Bernard Crick: A Political Education

By Joanna Bourke, Professor Emerita of History, Birkbeck, University of London and author of Birkbeck: 200 Years of Radical Learning (OUP, 2023).

Bernard Crick

Bernard Crick at the Annual George Orwell Memorial Lecture (JSTOR)

Bernard Crick was one of the most distinguished British political scientists of the twentieth century and a self-proclaimed polemicist. He established the Department of Sociology and Politics at Birkbeck in 1972 and was its Chair until he took early retirement in 1984. In those thirteen years, Crick transformed Birkbeck’s intellectual and political character, leaving behind one of the most respected Politics Departments in the country.

Crick was born in 1929 and died in 2008, at the age of 79. He studied Economics at University College, London, before moving to the LSE to complete his doctorate, awarded in 1952 and published in 1958 under the title The American Science of Politics. It was a critique of the behaviourist streak of American politics. Although he taught in many American universities (including Harvard, McGill, and Berkeley in the 1950s), his first permanent academic posts were at the LSE and then the University of Sheffield. In 1972, however, he was appointed to Birkbeck to establish the college’s first Department of Politics and Sociology.

Crick was thrilled to be appointed at Birkbeck. He had been commuting to Sheffield from London for years and was relieved to be back in his home-city. He was also a strong supporter of adult education, believing that it was important for students of sociology and politics to have practical experience in the ‘real world’. One of his early messages after arriving at Birkbeck was to inform prospective applicants that ‘candidates from a first degree into which they came straight from school will not usually be considered’! He also thought that adult students improved the entire learning experience. Crick always argued that a university ‘should be a creative sharing, not a departmentalisation of learning’, as he put it in Political Thoughts and Polemics (1990).

For Crick, politics was ‘ethics done in public’. This aphorism was another way of saying that he was an enthusiastic advocate of the unity of theory and practice. This was why, during his editorship of The Political Quarterly, he made it into a leading forum for debate about political theory as well as practice. The entire raison d’être of academic politics was to forge an engaged citizenry. Indeed, the fate of democracy lay with people’s civic literacy, which is why Crick was dismayed by the profound political ignorance of most Britons.

Not surprisingly, Crick was a pragmatist. ‘Real’ politics was messy. It had to deal with the vast diversity of competing and conflicting interests, as well as being unpredictable, which is one reason Crick argued against the ‘scientistic’ behaviourism of many North American schools of political thought. His emphasis was on politics-and-society, rather than political science, with its emphasis on abstracted data rather than social values and meaning. Effective politics involved negotiating, compromising, and seeking consensus. In other words, the world of politics was about reconciling differences. As Crick wrote in 1971, political science had to be ‘aware of the inextricable relationship of theory to practice and hence the need for political relevance’. He quipped that ‘the world may not need political science… but political science needs to be relevant to the world to be profound as a discipline’.

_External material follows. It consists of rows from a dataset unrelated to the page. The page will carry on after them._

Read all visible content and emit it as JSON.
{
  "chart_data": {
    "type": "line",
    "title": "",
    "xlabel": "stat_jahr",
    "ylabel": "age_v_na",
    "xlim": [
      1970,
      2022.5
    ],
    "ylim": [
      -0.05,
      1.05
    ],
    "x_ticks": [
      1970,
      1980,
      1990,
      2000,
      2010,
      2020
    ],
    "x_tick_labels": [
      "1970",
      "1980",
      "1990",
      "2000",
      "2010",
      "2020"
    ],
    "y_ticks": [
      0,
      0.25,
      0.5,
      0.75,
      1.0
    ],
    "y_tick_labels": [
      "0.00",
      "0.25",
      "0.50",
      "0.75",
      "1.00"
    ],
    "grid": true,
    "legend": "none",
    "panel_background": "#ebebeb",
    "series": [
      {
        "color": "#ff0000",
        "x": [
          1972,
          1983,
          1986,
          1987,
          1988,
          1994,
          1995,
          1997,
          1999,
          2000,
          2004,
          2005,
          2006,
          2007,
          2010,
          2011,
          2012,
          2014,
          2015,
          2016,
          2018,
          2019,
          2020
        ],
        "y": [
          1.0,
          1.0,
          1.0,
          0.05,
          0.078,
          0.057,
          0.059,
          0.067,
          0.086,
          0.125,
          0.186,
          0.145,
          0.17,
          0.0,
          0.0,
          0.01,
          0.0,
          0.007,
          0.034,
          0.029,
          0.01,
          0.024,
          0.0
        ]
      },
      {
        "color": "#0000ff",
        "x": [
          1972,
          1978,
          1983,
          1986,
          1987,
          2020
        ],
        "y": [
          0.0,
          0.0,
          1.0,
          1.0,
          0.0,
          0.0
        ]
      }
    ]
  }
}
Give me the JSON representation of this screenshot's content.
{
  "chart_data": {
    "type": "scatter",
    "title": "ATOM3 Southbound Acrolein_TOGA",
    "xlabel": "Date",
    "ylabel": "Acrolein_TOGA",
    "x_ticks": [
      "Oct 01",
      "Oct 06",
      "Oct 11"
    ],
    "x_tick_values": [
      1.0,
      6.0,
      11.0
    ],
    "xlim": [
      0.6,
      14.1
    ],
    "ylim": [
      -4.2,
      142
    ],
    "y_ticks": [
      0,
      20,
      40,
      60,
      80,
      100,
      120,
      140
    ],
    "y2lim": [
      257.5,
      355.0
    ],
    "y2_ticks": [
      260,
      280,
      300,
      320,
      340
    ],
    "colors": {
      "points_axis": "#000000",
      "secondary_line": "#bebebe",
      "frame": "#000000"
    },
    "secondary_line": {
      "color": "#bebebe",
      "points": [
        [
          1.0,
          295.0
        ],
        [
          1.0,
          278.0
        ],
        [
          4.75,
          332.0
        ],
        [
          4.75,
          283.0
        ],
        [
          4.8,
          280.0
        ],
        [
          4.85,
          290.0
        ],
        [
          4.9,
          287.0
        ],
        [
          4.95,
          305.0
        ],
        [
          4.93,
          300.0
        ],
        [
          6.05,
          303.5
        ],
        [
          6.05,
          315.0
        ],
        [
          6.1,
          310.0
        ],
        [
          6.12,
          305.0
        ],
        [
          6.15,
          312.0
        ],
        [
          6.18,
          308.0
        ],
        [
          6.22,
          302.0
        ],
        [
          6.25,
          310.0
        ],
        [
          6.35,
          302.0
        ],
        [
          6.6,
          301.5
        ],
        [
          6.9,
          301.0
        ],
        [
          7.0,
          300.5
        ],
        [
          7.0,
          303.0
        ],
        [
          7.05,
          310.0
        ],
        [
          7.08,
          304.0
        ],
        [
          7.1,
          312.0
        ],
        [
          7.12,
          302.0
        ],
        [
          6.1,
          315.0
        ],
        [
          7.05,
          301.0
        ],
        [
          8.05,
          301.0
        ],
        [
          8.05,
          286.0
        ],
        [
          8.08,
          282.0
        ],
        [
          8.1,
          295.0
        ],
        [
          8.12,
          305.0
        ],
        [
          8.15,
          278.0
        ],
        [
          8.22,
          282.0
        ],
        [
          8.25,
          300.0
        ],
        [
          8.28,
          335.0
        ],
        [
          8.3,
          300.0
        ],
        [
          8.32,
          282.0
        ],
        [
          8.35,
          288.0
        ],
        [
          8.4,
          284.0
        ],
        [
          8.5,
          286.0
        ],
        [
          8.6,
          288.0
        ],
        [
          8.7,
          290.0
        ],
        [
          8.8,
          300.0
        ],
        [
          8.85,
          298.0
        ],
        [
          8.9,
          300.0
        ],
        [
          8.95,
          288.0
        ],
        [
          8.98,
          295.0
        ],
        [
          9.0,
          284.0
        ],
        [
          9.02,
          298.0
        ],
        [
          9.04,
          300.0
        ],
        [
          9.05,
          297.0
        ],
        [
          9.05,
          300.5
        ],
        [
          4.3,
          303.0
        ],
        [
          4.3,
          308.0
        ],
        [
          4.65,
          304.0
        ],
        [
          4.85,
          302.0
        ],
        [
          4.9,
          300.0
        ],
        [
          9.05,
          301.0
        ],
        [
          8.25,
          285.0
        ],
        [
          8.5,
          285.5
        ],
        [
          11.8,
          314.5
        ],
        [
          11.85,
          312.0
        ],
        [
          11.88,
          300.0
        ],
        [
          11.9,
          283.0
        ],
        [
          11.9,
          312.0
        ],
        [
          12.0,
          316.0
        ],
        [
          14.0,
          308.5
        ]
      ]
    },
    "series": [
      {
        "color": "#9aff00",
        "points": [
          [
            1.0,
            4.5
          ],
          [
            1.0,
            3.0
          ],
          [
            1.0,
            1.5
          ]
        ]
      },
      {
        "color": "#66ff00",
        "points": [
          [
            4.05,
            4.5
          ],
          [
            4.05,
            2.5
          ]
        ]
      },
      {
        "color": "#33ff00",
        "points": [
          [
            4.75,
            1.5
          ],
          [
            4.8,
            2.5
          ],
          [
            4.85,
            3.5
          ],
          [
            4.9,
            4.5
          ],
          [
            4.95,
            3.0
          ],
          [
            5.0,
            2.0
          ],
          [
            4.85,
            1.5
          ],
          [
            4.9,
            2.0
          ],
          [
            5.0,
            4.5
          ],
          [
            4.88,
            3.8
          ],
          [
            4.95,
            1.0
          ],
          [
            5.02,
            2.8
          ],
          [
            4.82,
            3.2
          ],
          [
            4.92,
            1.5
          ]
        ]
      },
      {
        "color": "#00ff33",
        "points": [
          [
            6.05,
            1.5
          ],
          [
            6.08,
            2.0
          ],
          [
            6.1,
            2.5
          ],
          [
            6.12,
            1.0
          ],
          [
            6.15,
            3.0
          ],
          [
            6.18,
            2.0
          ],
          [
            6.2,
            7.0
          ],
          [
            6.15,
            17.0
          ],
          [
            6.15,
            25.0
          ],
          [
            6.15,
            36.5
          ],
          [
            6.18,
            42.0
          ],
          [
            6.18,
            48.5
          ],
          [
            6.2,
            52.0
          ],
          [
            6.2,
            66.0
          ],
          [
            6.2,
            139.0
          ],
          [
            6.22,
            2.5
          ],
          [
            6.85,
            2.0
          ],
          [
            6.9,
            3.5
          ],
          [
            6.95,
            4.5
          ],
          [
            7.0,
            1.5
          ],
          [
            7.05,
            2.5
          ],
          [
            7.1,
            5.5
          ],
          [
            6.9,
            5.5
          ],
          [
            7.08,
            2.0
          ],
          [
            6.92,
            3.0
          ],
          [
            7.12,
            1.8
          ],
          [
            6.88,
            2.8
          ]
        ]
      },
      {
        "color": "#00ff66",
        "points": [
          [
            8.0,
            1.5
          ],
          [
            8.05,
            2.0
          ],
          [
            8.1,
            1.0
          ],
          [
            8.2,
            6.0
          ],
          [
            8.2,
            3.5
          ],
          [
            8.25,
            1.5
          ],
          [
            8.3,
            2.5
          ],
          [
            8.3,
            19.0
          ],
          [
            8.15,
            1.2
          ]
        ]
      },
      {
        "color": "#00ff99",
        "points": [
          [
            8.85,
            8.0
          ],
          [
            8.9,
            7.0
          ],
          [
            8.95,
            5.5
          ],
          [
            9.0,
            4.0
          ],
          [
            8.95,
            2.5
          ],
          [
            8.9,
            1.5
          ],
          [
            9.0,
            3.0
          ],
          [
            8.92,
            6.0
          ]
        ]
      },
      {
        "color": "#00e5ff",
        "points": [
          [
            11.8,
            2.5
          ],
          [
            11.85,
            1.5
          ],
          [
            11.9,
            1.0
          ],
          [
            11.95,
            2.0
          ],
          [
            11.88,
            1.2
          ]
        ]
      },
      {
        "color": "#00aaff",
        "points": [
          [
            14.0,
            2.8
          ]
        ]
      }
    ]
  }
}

Crick refused to identify with doctrinaire partisans of either the Left or Right but contended in In Defence of Politics that political scientists should ‘argue only for relevance’, retaining an ‘independent-minded critical engagement’ rather than an ‘uncritical commitment or loyalty to party’. When he was asked by one Derbyshire miner who had read his books, ‘Ay, I gets all that; but does thee not believe in anything, Professor lad?’, Crick responded by saying, ‘I am a democratic socialist’. Probably more tellingly, however, is the story that Crick was delighted when one interviewer called him an ‘extremist at the centre’.

The book for which Crick was most proud was his biography of George Orwell, published in 1980. It was the first major study of Orwell and was a best-seller. Crick donated royalties from the hardback version of this book to establish the George Orwell Memorial Trust. He also founded the annual Birkbeck Orwell Lecture and Orwell Prize for political writing. He could frequently be heard reciting Orwell’s famous aphorism: ‘What I have most wanted to do… is to make political writing into an art’.

Crick was an individualist. He was not a ‘team-player’; nor was he a particularly effective administrator, although he was a keen advocate for early career scholars he admired. Labour politician David Blunkett, who studied under Crick, put it well when he called Crick a ‘character…. a one-off’. During his tenure at Birkbeck, Crick promoted the highest scholarship and teaching. The Department he created in 1972 continues to flourish and to ensure that political writing is relevant and rigorous, as well as an art.